Like Greta Garbo, Chiyoko Fujiwara in Satoshi Kon’s “Millennium Actress” (released here in 2003 and available on the Roku Channel) retired from the screen at the height of her fame. After 30 years of seclusion, she grants a documentarian, Genya Tachibana, an interview. As Chiyoko reminisces, Tachibana and his jaded cameraman find themselves inside her tangled memories — and movies. As an adolescent in the 1930s, Chiyoko fell in love with a wounded artist who was fleeing the dreaded thought police.
Kon effortlessly shifts the narrative from reality to memory to film. In Japanese-occupied Manchuria, bandits attack the train on which the teenage actress is traveling. A door in the burning railroad car opens into a fiery castle in a feudal period film: Chiyoko plays a princess determined to join her lord in death. As a 19th-century geisha, she shields the artist from the Shogun’s troops in Kyoto; as an astronaut, she goes on a mission to find him, knowing she won’t be able to return. The visual complexity of the film mirrors Chiyoko’s personality. Kon depicts her as an independent woman who made her own decisions: what profession to pursue, when and whom to marry, when to divorce, what roles to play, when to retire.
Although almost all Japanese animation directors are male, more women have been moving into important roles in recent years as producers, writers, musicians and more. Their contributions are affecting the way girls and women are depicted on screen.
O-Ei, in Keiichi Hara’s “Miss Hokusai” (released here in 2016 and now on digital platforms), is based on a real person, the daughter of great printmaker Katsushika Hokusai. Although only a few works can be attributed to her with certainty, O-Ei was an artist in her own right, and many historians believe she assisted her father when his abilities faltered in old age.
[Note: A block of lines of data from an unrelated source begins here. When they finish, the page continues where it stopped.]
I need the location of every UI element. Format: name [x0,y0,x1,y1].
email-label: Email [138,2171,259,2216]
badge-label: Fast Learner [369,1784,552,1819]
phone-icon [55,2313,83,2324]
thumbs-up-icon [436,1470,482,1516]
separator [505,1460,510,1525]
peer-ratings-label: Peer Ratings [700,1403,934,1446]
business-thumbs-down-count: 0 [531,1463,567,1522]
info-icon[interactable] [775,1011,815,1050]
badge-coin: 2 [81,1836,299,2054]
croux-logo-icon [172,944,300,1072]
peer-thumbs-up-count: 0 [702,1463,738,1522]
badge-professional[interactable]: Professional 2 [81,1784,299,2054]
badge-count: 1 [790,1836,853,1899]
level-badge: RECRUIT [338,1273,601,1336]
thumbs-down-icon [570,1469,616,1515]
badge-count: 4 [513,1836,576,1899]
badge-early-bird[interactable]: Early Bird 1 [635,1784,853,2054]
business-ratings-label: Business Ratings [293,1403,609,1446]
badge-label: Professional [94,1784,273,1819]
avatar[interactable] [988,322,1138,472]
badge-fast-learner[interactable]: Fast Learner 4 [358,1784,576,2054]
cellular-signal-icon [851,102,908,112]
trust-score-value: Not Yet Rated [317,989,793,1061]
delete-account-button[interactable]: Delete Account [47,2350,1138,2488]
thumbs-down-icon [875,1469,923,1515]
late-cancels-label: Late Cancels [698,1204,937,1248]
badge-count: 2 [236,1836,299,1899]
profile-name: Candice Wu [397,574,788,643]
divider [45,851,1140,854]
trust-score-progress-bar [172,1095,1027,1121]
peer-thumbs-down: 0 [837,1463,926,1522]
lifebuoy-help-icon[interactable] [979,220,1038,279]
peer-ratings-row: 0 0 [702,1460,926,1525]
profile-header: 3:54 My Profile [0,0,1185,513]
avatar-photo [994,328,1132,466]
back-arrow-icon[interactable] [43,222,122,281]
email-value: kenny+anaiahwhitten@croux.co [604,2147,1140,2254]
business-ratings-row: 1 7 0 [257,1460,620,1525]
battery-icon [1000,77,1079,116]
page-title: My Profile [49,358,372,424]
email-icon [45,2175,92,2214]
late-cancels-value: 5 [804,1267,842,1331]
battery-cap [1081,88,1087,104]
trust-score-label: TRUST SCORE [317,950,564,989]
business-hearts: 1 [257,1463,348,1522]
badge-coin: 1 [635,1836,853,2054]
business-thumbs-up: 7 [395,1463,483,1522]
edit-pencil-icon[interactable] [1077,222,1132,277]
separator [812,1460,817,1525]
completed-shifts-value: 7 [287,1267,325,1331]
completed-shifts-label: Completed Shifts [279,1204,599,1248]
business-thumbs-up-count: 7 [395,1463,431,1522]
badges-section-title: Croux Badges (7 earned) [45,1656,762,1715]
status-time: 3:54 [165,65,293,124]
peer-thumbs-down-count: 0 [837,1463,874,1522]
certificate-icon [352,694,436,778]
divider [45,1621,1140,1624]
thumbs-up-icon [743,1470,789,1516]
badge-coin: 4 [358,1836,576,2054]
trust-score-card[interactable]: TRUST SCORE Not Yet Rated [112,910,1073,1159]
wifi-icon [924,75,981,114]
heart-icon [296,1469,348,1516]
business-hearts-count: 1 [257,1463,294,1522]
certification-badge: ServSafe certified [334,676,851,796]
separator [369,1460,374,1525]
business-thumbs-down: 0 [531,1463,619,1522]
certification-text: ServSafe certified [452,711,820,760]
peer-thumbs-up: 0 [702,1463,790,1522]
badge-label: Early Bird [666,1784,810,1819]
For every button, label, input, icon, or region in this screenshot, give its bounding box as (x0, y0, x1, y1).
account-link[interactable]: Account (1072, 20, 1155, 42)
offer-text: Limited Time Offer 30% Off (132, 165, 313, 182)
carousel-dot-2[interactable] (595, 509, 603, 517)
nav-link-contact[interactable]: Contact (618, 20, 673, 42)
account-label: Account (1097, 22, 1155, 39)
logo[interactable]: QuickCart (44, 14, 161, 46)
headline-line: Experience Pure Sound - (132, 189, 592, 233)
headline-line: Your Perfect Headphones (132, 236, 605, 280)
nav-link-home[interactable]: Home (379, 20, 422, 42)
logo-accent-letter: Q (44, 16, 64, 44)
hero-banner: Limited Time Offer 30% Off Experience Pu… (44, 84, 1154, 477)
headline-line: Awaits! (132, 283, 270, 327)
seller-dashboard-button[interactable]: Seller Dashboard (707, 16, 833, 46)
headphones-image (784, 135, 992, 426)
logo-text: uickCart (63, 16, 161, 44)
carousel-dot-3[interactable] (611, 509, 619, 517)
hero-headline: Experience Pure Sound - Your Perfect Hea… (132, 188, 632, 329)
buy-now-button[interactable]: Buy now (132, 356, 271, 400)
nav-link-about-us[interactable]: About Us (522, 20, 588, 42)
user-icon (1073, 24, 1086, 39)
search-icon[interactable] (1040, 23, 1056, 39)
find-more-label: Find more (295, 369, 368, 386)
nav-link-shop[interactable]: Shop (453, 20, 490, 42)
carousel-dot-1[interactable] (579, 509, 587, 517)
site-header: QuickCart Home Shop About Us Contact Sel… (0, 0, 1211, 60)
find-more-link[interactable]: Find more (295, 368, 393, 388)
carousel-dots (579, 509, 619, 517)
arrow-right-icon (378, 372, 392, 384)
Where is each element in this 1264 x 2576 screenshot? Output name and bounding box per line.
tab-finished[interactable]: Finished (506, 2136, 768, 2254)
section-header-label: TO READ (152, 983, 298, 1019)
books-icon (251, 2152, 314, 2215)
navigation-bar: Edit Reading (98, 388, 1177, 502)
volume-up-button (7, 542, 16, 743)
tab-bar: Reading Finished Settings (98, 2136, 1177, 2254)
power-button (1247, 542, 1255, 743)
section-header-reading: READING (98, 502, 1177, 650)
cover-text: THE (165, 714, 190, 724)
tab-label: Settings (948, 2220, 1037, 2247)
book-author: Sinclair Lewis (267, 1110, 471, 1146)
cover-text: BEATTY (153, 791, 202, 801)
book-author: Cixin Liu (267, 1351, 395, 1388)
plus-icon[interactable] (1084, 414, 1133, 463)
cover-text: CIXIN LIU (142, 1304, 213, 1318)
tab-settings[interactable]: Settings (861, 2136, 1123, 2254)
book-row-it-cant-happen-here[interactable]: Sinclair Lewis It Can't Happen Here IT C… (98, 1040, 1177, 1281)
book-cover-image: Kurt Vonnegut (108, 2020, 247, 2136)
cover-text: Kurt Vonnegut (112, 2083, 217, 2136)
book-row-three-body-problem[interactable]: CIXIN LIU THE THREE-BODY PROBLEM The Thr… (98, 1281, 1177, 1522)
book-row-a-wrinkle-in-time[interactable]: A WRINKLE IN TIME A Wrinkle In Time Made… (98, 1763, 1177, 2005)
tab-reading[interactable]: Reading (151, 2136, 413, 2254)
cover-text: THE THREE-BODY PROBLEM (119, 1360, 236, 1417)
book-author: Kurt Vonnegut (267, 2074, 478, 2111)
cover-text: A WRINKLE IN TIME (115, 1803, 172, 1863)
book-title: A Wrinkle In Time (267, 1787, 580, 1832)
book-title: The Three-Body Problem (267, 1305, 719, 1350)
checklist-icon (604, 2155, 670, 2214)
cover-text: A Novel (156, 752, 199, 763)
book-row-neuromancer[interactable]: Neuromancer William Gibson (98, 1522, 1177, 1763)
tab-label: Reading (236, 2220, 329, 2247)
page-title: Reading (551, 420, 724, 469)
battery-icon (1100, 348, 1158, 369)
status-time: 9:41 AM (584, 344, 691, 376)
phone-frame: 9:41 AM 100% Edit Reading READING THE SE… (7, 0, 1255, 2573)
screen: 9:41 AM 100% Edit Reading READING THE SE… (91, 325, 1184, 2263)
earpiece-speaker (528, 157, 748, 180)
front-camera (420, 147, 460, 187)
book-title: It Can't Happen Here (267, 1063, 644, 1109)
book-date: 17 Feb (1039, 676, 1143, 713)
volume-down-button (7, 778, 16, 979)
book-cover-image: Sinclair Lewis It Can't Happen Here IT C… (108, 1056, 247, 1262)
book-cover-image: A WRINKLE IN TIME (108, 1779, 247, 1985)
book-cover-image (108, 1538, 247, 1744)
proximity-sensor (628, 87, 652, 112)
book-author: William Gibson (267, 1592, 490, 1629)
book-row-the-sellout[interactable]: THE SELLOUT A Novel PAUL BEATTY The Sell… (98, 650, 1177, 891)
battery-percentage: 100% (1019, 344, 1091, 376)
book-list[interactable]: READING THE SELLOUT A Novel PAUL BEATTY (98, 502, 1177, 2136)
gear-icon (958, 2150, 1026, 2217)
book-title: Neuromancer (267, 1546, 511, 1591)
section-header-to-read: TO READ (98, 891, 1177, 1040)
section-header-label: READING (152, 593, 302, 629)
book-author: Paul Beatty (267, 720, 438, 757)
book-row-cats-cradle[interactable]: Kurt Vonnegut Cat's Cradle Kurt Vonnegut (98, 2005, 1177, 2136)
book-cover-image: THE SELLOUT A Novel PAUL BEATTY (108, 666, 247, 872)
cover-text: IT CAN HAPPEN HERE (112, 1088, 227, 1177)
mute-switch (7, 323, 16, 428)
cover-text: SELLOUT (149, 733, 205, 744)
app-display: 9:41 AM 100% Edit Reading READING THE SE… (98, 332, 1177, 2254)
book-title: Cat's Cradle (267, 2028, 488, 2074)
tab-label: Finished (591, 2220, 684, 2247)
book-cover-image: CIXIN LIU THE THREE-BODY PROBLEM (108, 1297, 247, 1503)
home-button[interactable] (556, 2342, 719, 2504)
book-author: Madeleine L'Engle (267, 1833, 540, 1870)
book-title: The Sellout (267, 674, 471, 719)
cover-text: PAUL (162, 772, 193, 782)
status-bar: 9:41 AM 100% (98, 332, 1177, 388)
Rapunzel in “Tangled” covered the walls of her tower room with paintings, but she shows little interest in art once she escapes. In contrast, O-Ei strides assuredly through 19th-century Edo, confident in her talent and her place in its vibrant artistic culture. She focuses on her drawing and can’t be bothered with the traditional female duties of housekeeping. “When the place gets too dirty, we move,” she says bluntly.
O-Ei reflects the experiences of women in modern Japan who are escaping the sexism of its traditional culture, including the female artists who worked on the film. Hara said via email: “I have no direct experience of O-Ei’s state of mind: I can only guess. But co-producer Keiko Matsushita, actress Anne Watanabe (who provides O-Ei’s voice) and singer-songwriter Ringo Sheena, who are very strong-minded, creative women pursuing their goals with great determination, may have related to O-Ei at a more personal level. The film reflects the love and dedication they put into it.”